Confessions of a Crap Artist was one of the few, if maybe the only one, of Phillip K Dick's books that didn't rest in some kind of alternate reality or future reality or some strange sci-fi landscape. It was semi autobiographical, regarding a man who obsessive compulsive as he was with his odd collection of items was obsessive with his sister and her husband even more. This French adaptation maybe wasn't entirely faithful to the source (from what I've heard, anyway, I haven't read the entire book), but it feels through and through like a PKD work, even with its lack of sci-fi platitude. If anything, this is like a Wes Anderson film in some ways. Not simply for the pat base of comparison that it is "quirky", although that is arguable. There's a lighthearted, strange sense of comedy to it all, but there is also a dark dramatic side to it, a level of tragedy of the everyday and mundane that transforms even more as Charles watches his sister and her husband's relationship disintegrate little by little through massive health problems, jealousy, infidelity, and a big psychological power struggle.
The acting is all pretty top-notch too for such a low-budget French indie, with Hippolute Girradot as one of the more convincing "off" obsessive compulsives I've seen in any comedy/drama, with a look in his eyes that looks scarily as if he isn't acting. The married couples respectively (Anne Brochet is on the surface just a b****, but as the film goes further there's almost a sadness to her character that she reveals ever so slightly, and Richard Bohringer as the fed-up husband is terrific too) are truthful to the passive-aggressive and just normal tendencies that get mixed up in the downward spiral that is mostly apparent to the pessimistic "world is going to end" Charles, who types everything out on his typewriter as if it's the most important information possible.
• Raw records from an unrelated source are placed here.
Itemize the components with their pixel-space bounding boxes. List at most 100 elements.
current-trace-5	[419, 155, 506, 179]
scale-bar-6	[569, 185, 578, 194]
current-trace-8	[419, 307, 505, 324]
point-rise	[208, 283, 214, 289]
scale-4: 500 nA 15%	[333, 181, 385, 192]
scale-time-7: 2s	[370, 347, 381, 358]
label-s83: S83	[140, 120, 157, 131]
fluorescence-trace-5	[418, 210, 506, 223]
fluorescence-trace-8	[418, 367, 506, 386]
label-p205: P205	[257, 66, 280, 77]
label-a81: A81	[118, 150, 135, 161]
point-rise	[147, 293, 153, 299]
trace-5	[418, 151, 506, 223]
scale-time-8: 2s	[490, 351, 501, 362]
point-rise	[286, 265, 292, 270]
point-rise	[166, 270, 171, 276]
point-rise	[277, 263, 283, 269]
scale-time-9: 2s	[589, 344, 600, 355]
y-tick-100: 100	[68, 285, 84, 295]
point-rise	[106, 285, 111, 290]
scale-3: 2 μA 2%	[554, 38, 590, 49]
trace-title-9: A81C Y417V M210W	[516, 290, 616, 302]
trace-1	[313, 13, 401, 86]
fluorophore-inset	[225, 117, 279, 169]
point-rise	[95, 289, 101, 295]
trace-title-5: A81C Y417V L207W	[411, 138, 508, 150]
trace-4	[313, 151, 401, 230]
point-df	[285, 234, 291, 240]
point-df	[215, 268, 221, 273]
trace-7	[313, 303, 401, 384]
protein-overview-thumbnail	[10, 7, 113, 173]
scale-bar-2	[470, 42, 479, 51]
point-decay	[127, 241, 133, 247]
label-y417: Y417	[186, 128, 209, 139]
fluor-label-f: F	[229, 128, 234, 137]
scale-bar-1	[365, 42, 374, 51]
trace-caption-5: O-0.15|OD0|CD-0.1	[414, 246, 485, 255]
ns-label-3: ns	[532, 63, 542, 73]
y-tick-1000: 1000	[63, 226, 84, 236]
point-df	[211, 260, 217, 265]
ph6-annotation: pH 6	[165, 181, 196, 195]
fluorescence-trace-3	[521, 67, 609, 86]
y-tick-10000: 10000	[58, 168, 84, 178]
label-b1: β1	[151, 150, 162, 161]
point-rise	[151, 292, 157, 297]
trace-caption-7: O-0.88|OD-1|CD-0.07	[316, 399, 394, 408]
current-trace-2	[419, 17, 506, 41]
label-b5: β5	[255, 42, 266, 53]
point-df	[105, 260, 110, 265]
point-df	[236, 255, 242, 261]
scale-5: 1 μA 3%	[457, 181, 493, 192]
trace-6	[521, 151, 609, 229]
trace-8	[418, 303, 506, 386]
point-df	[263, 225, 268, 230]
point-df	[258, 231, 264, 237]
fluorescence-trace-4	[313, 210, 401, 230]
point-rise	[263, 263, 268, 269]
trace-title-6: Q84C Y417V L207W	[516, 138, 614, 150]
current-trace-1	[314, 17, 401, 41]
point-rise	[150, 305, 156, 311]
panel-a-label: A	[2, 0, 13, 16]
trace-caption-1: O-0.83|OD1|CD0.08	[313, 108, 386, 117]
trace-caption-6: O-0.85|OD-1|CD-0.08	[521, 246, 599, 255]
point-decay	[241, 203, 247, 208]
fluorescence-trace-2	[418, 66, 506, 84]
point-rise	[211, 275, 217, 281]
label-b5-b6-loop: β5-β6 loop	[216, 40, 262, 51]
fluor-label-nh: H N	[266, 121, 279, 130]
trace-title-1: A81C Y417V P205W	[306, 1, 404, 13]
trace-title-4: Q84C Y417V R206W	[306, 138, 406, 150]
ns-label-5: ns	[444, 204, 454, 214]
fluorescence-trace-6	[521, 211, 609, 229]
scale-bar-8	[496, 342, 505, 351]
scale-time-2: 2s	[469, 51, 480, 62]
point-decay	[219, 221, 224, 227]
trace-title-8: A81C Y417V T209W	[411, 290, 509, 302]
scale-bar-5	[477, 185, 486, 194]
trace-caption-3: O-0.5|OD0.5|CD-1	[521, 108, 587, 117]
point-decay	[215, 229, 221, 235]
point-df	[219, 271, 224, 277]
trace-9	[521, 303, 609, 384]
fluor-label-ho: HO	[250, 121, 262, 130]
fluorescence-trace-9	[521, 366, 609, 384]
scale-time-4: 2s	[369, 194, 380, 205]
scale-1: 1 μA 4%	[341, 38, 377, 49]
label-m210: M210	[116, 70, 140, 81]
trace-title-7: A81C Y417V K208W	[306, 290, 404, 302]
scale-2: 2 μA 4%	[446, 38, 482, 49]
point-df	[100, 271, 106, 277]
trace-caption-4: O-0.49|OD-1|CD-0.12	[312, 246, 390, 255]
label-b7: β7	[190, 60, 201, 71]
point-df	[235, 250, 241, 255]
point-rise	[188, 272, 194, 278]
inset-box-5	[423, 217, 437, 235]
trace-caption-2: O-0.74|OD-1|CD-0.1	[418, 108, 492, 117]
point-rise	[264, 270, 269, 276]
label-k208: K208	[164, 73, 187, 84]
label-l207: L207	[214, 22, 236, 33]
If it isn't an entirely successful movie it's because, frankly, Jerome Boivin isn't quite an accomplished director enough with his style. He takes a very fanciful manner with many of the typewriting sequences, and to the speed of the first section, which goes by pretty quickly, and also puts in an underwhelming catharsis at the end (it's the re-appearance of Charles that doesn't work, not the emotions that are sort of conveyed).
But there is a good deal that does work about Barjo, making it one of those underrated and under-seen treats that many PKD fans probably don't know about. It's very funny, for example, to see the sci-fi TV movie re-enactments, or just little things in behavior from Giradot, who will repeat an action another character may do, or will suddenly say something randomly to break the tension, and it will click just right. It falters from being great, and it's conceivable someone could do a better adaptation of the source, from what seems most like Dick's work anyhow. Yet it is a good find nonetheless, something to add to the "crap" collection, as a compliment I mean.